Números – O primeiro número contestado pelo ex-presidente da Petrobras foi o valor de compra da refinaria pela Astra Oil, que não foi de US$ 42,5 milhões, mas de US$ 360 milhões. Ao fazer um retrospecto, Gabrielli detalhou que a refinaria pertencia incialmente à Crown, uma empresa de refino americana, que firmou contrato com a Astra, comercializadora de derivados de petróleo nos EUA. Por meio de um contrato conhecido como tolling, em que o refinador ‘aluga’ a capacidade de refino para um produtor de petróleo e de derivados, a Astra – explicou o depoente – ocupou a refinaria, processou o petróleo que existia na refinaria e transformou esse petróleo em derivado.

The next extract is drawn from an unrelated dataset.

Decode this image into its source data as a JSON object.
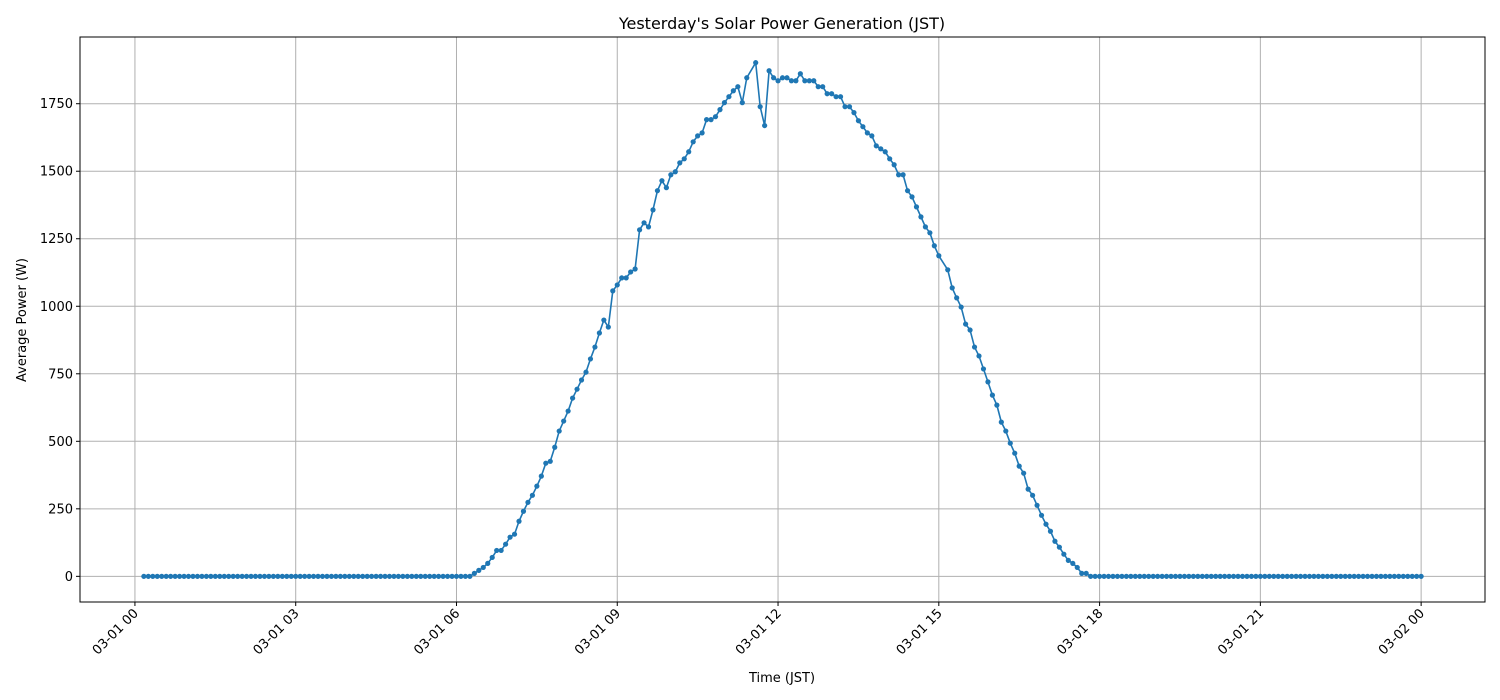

“Essa operação custou à Astra US$ 84 milhões. Além desse valor, ao fim da operação, a Astra pagou à Crawn US$ 42,5 milhões. Isso significa US$ 126 milhões de pagamento. Mas além desse total, a Astra pagou ainda US$ 104 milhões por estoques e fez investimentos para transformar a refinaria em uma refinaria operacional de US$ 104 milhões. Portanto, o custo inicial da refinaria para a Astra em 2005 foi de US$ 360 milhões e não de US$ 42,5 milhões”, detalhou.

Ao prosseguir em suas explicações acerca da viabilidade do negócio à época, o ex-presidente contou que o início dos anos 2000 ficou conhecido nos Estados Unidos como a “época de ouro” do refino, quando as margens de lucro cresceram enormemente no período. Esse crescimento foi reflexo, segundo Gabrielli, de um processo anterior, ocorrido nos anos 80 e 90, quando houve a modernização dessas refinarias e o consequente ganho de capacidade para produzir derivados leves e médios, a partir de petróleo pesado.

Enquanto o mercado americano se configurava como extremamente atraente para quem pretendia entrar no ramo de refino, particularmente os produtores de petróleo pesado, como o Brasil, o mercado brasileiro se caracterizava desde a década de 90 (situação que perdurou até meados dos anos 2000) por uma estagnação na área de derivados e, paralelamente, por uma perspectiva de aumento da produção de petróleo pesado. Esse quadro brasileiro (de produção crescente com mercado de derivados estagnado) justificou – disse Gabrielli – a decisão do conselho de administração da Petrobras, no fim dos anos 90, de buscar aumentar a capacidade de refino da Petrobras no exterior. “Mercado brasileiro estagnado e mercado americano atraente. É nesse contexto que o conselho analisa a compra da refinaria de Pasadena”, contou.

Preço adequado – Depois de mostrar se tratar de uma estratégia coerente, Gabrielli falou do preço de aquisição da refinaria, que também demonstrou ser “adequado”. “O preço de aquisição de Pasadena hoje, oito anos depois, pela capacidade de refino foi de US$ 554 milhões. Isso significa que, para adquirir a capacidade de refino de 100 mil barris, a Petrobras pagou nas duas etapas da aquisição (em 2006 e 2012) US$ 5.540 por barril. Isso é um pouco mais da metade do preço médio da aquisição das refinarias americanas no período, que era em torno de US$ 9 mil a US$ 10 mil por barril”, disse. Gabrielli mostrou ainda que, apesar de todas as modificações no mercado brasileiro, Pasadena se configura hoje como lucrativa. Somente no primeiro trimestre de 2014 deu um lucro de US$ 62 milhões.